Physical Vapor Deposition of Li7La3Zr2O12 for All-Solid-State Thin Film Li Batteries

The liquid solvents used as electrolytes in conventional Li ion batteries limit the operating temperature range and cause safety problems due to insufficient electrochemical stability. With purpose to avoid these disadvantages solid electrolytes, like lithium conducting oxides, sulfides or phosphates can be used. A promising oxide is the garnet-like Li₇La₃Zr₂O₁₂ that shows one of the highest total Li ion conductivities (about 10^-4 S cm^-1 at room temperature) in this class of materials.
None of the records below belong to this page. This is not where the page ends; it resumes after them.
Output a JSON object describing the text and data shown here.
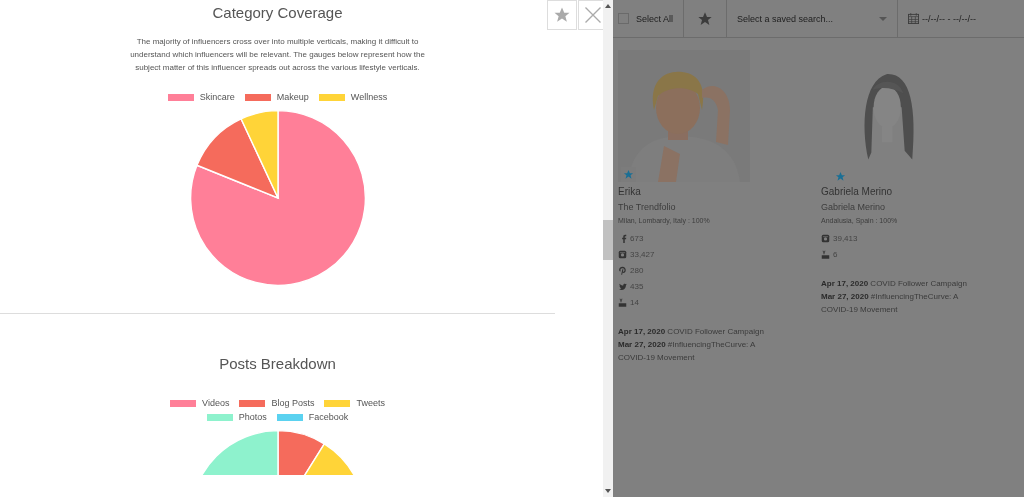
{
  "panel": {
    "sections": [
      {
        "title": "Category Coverage",
        "description": "The majority of influencers cross over into multiple verticals, making it difficult to understand which influencers will be relevant. The gauges below represent how the subject matter of this influencer spreads out across the various lifestyle verticals.",
        "kind": "pie",
        "legend": [
          {
            "label": "Skincare",
            "color": "#ff7f98"
          },
          {
            "label": "Makeup",
            "color": "#f56b5c"
          },
          {
            "label": "Wellness",
            "color": "#ffd438"
          }
        ]
      },
      {
        "title": "Posts Breakdown",
        "kind": "donut",
        "legend": [
          {
            "label": "Videos",
            "color": "#ff7f98"
          },
          {
            "label": "Blog Posts",
            "color": "#f56b5c"
          },
          {
            "label": "Tweets",
            "color": "#ffd438"
          },
          {
            "label": "Photos",
            "color": "#8ef2cd"
          },
          {
            "label": "Facebook",
            "color": "#5bd2f0"
          }
        ]
      }
    ]
  },
  "toolbar": {
    "select_all": {
      "label": "Select All",
      "checked": false
    },
    "saved_search": {
      "placeholder": "Select a saved search..."
    },
    "date_range": {
      "placeholder": "--/--/-- - --/--/--"
    }
  },
  "cards": [
    {
      "name": "Erika",
      "outlet": "The Trendfolio",
      "location": "Milan, Lombardy, Italy : 100%",
      "starred": true,
      "socials": [
        {
          "kind": "facebook",
          "count": "673"
        },
        {
          "kind": "instagram",
          "count": "33,427"
        },
        {
          "kind": "pinterest",
          "count": "280"
        },
        {
          "kind": "twitter",
          "count": "435"
        },
        {
          "kind": "youtube",
          "count": "14"
        }
      ],
      "posts": [
        {
          "date": "Apr 17, 2020",
          "title": "COVID Follower Campaign"
        },
        {
          "date": "Mar 27, 2020",
          "title": "#InfluencingTheCurve: A COVID-19 Movement"
        }
      ]
    },
    {
      "name": "Gabriela Merino",
      "outlet": "Gabriela Merino",
      "location": "Andalusia, Spain : 100%",
      "starred": true,
      "socials": [
        {
          "kind": "instagram",
          "count": "39,413"
        },
        {
          "kind": "youtube",
          "count": "6"
        }
      ],
      "posts": [
        {
          "date": "Apr 17, 2020",
          "title": "COVID Follower Campaign"
        },
        {
          "date": "Mar 27, 2020",
          "title": "#InfluencingTheCurve: A COVID-19 Movement"
        }
      ]
    }
  ]
}
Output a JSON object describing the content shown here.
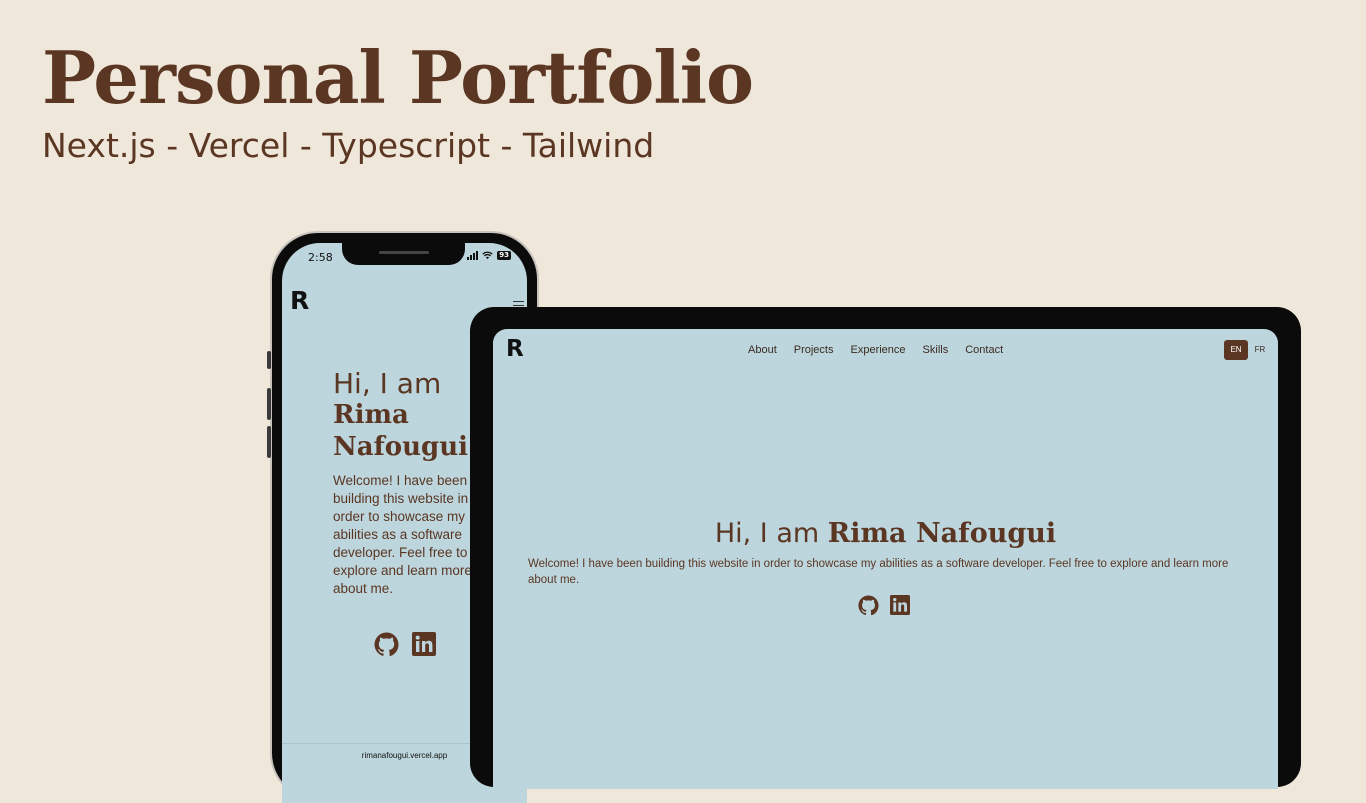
{
  "header": {
    "title": "Personal Portfolio",
    "subtitle": "Next.js - Vercel - Typescript - Tailwind"
  },
  "phone": {
    "status_time": "2:58",
    "battery": "93",
    "logo": "R",
    "hero": {
      "greeting": "Hi, I am",
      "name": "Rima Nafougui",
      "description": "Welcome! I have been building this website in order to showcase my abilities as a software developer. Feel free to explore and learn more about me."
    },
    "url": "rimanafougui.vercel.app",
    "icons": [
      "github-icon",
      "linkedin-icon",
      "hamburger-menu-icon",
      "wifi-icon",
      "signal-icon"
    ]
  },
  "tablet": {
    "logo": "R",
    "nav": [
      "About",
      "Projects",
      "Experience",
      "Skills",
      "Contact"
    ],
    "languages": {
      "active": "EN",
      "inactive": "FR"
    },
    "hero": {
      "greeting": "Hi, I am",
      "name": "Rima Nafougui",
      "description": "Welcome! I have been building this website in order to showcase my abilities as a software developer. Feel free to explore and learn more about me."
    },
    "icons": [
      "github-icon",
      "linkedin-icon"
    ]
  },
  "colors": {
    "background": "#f0e7db",
    "brand_brown": "#5a3623",
    "screen_blue": "#bdd6dd",
    "device_frame": "#0b0b0b"
  }
}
It also enables a wide application range due to its thermal stability and chemical resistance against possible electrode materials, e.g. metallic Lithium.

In order to compensate the lower Li ion conductivity compared to liquid electrolytes current work is focused on thin electrolyte layers. Hence, main research aspect of the presented work is the thin film processing of Li₇La₃Zr₂O₁₂ with physical vapor deposition methods, especially RF magnetron sputtering. The growth conditions are optimized with regard to synthesize stoichiometric, crack-free and smooth thin films. Deposition is followed by thermal treatment of the as-grown samples to improve the crystallinity which should in turn improve the Li ion conductivity. The composition, structure and the electrochemical behavior of the resulting thin films are analyzed in order to deposit all-solid-state thin film batteries.